With the new app developed by the ETH team, users can verify the authenticity of an official document with their smartphones.

No chance for forgers

Forging official documents is a billion-dollar business. Now, researchers at the ETH Zurich Centre for Cyber Trust have developed a system that uses digital technologies to authenticate paper documents—and the city of Zurich has already begun using the new method.

Birth certificates, family records, business contracts, university diplomas: although digitisation has advanced quickly, many important records are still printed, sent and stored on paper. With all the advantages and disadvantages that go with it. One of the disadvantages is that paper documents can be forged. In 2015 alone, a company in Pakistan is believed to have sold more than 200,000 fake academic degrees, titles and transcripts for upwards of fifty million Swiss francs.

Stamps, seals and signatures are common ways of validating the authenticity of a paper document. “However, for most recipients, it’s impossible to know whether a stamp or signature is real,” says David Basin, head of the Institute of Information Security at ETH Zurich and co-leader of the Centre for Cyber Trust, which the Werner Siemens Foundation finances.

The sure way to find a counterfeit is by comparing a document to the original version. But this isn't always possible, and even when it is, the procedure is time-consuming, as forgeries are often very sophisticated and thus difficult to detect. To make the process easier, a research team led by David Basin has now developed a method to easily authenticate paper documents using digital means. The researchers presented their study (1) last December at a conference in Austin, Texas.

Comparison using a smartphone

The core part of the new method is a smartphone app that can make a video of a document and then compare the video sequences with an encrypted original or reference document that is stored in a safe location. If it discovers any relevant differences, the app alerts users, who consequently decide whether the document is trustworthy or whether it’s a fake.

Basin explains that the concept is based on two key computer science procedures. The first is cryptography: encryption and digital access control protect the original document from unauthorised access to the storage site; in addition, digital signatures ensure that users download the right reference document from the right server.

In the second key procedure, image processing algorithms are used to compare the digital reference document to the paper document that a user wishes to authenticate. Although advanced automated text recognition programs have already been developed, as Basin explains, these solutions function on the basis of recognising text characters, but not layout elements, graphics and non-standardised symbols. “In contrast, our solution is based on comparing the entire image.”

Problem points: creases and stains

An iterative principle is at the heart of the new algorithm: if the app finds a potential difference between the two documents, it zooms in on the specific place. “It’s a little like a person using a magnifying glass to take a closer look at a suspicious section,” Basin says. That’s why it’s an advantage that the app makes a video of the document and not just a single image: because a person’s hand moves while making the video, the resulting images are all taken from slightly different positions. “The app delivers various pictures, which significantly improves accuracy,” as Basin explains.
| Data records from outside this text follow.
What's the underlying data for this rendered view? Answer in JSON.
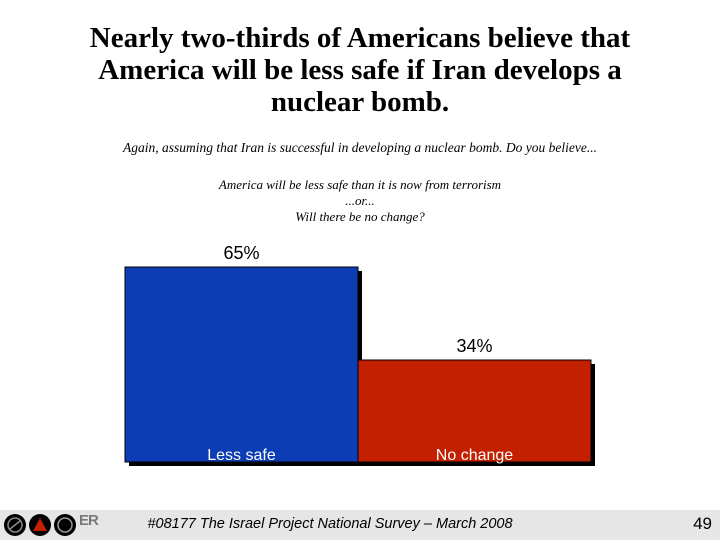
{
  "slide": {
    "title_lines": [
      "Nearly two-thirds of Americans believe that",
      "America will be less safe if Iran develops a",
      "nuclear bomb."
    ],
    "question": "Again, assuming that Iran is successful in developing a nuclear bomb.  Do you believe...",
    "options": [
      "America will be less safe than it is now from terrorism",
      "...or...",
      "Will there be no change?"
    ]
  },
  "chart_data": {
    "type": "bar",
    "categories": [
      "Less safe",
      "No change"
    ],
    "values": [
      65,
      34
    ],
    "value_labels": [
      "65%",
      "34%"
    ],
    "unit": "%",
    "colors": [
      "#0c3db5",
      "#c22000"
    ],
    "ylim": [
      0,
      70
    ],
    "title": "",
    "xlabel": "",
    "ylabel": ""
  },
  "footer": {
    "logo_text": "ER",
    "source": "#08177 The Israel Project National Survey – March 2008",
    "page_number": "49"
  }
}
The researchers conducted in-depth tests on their method using nearly 1000 forged documents and several smartphone models. The algorithm identified every single counterfeit. Basin then explains that the greatest challenge in comparing documents lies not in recognising fake documents but in dealing with unwanted changes. For example, documents are often folded when sent by mail, and sometimes coffee is accidentally spilled on them or the app is used in poor lighting conditions.

In such cases, the app indicates the differences, and users can adjust a slider to compare the two versions—and thus ascertain themselves whether the document is indeed a fake, or whether the software raised a false alarm. “Our tests have shown that this is a very intuitive way for users to receive and process this kind of information,” Basin says.

City of Zurich implementing the method

The innovative detection software has met with great interest. Basin says that the city of Zurich introduced the solution at the end of March for authenticating various documents, with the initial phase focusing on excerpts from the debt collection agency. Persons asking for an excerpt receive a paper copy by regular mail, as is the current process, but they also receive a QR code to access the original document; they can then download a free app to their smartphone to compare the copy with the original.

The new software has good potential for testing many other types of documents, Basin says. At the municipal level, this would include vital records such as marriage, divorce, birth and death certificates. But professional diplomas, bank documents and business correspondence are also at risk of being forged. “Fraud is a billion-dollar business and a large part of it comes down to falsified communications,” David Basin explains. “If we succeed in getting just a small part of this under control, we’ve made a major contribution to creating a safer society.”